Het radiologisch onderzoek van de borstkas mag worden verricht, zonder de voorwaarden te vervullen geformuleerd in deze paragraaf, door de begunstigden van de erkenning, afgeleverd door de Minister tot wiens bevoegdheid de volksgezondheid behoort, in uitvoering van artikel 3 van het ministerieel besluit van 22 juni 1948 betreffende de erkenning van de radiologische diensten en van de geneesheren-radiologen wat de arbeidsbescherming betreft. 54.4. Wat het bijzonder geval van voor de tandradiografie bestemde toestellen betreft : a) het toestel is specifiek voor dat gebruik ontworpen en alleen daartoe bestemd;het is van een doeltreffende beschermingsinrichting voorzien en zo in het lokaal opgesteld dat geen van de personen die er werken of er verblijven een dosis kunnen ontvangen die 0,1 millisievert per week bedraagt; b) de doorsnede van de bundel is strikt beperkt tot de te radiograferen zone en bij het nemen van de clichés is de bundel zo gericht dat de blootstelling van het organisme van de patiënt tot het minimum wordt beperkt. 54.5. Wat de voor de radiotherapie bestemde apparaten betreft : a) de ontkleedkabines zijn gelegen buiten de zaal waar het apparaat werkt.De bedieningsborden staan buiten de behandelingszaal. Het kijkgaatje, wanneer dit bestaat, waarborgt eenzelfde beveiliging als die welke door de wanden verzekerd wordt. De patiënt kan rechtstreeks of onrechtstreeks geobserveerd worden. De patiënt, het bedieningsbord van de toestellen en de deuren die tot de radiotherapiezaal toegang verlenen, staan gedurende de werking onder bestendig toezicht van het personeel dat aangesteld is voor het toedienen van de stralingen.

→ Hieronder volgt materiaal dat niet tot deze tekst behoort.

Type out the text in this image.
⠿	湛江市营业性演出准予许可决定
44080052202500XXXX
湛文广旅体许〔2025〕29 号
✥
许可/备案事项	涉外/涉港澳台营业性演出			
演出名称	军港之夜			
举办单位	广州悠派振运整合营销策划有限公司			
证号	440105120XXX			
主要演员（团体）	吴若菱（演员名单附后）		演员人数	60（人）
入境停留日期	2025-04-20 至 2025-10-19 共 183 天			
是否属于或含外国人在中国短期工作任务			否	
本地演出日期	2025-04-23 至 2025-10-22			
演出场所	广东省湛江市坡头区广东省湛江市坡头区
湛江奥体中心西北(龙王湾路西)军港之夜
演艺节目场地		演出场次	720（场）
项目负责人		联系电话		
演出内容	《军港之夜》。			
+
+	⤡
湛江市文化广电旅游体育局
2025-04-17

In het geval van een speciaal voor de contacttherapie bestemd toestel hoeven deze aanvullende schikkingen niet te worden geëist. b) Een oproepinrichting maakt het de patiënt mogelijk in verbinding te komen met de bedieningszaal.Door middel van een tijdschakelaar wordt de duur van de blootstelling gecontroleerd en onderbroken na de gestelde tijd.
De gebruiker beschikt over een toestel waarmee de per tijdseenheid toegediende dosis kan worden gemeten.
Indien in eenzelfde lokaal verscheidene apparaten zijn opgesteld, is er een voorziening die verhindert dat meer dan één apparaat tegelijk in werking wordt gesteld. c) de gebruiker van installaties, die voor toepassing op de mens zijn bestemd, is erkend als houder van de bijzondere beroepstitel van geneesheer-specialist in de radiotherapie of in de radio-radiumtherapie. De speciaal voor de contacttherapie bestemde toestellen mogen echter worden gebruikt door houders van de bijzondere beroepstitel van geneesheer-specialist in de dermato-venereologie die het bewijs van hun bekwaamheid in het gebruik van deze toestellen hebben geleverd. 54.6. Wat de voor de telegammatherapie bestemde toestellen betreft : a) zijn de bepalingen van artikel 54.5. van toepassing; b) zijn de toestellen ontworpen om, in elke omstandigheid, het ongecontroleerd vrijkomen of de verspreiding van de radioactieve bron te voorkomen.Er is een voorziening die toelaat zich op elk ogenblik, vanaf het bedieningsbord, rekenschap te geven van de positie van de radioactieve bron en, in voorkomend geval, van de afsluiters. 54.7. Wat de deeltjesversnellers betreft : a) zijn de bepalingen van artikel 54.5. van toepassing; b) wordt op de eventueel geïnduceerde radioactiviteit toezicht gehouden. 54.8. Wat de in artikel 50.2. c) bedoelde radionucliden betreft : 54.8.1. Voor het in bezit houden of het gebruik van de radionucliden bestemd voor de in vivo of in vitro-diagnostiek of voor de therapie in het kader van de nucleaire geneeskunde is een speciale vergunning vereist die door het Agentschap wordt verleend en die voorbehouden is aan de in artikel 53.1, lid 1 en 3, bedoelde personen.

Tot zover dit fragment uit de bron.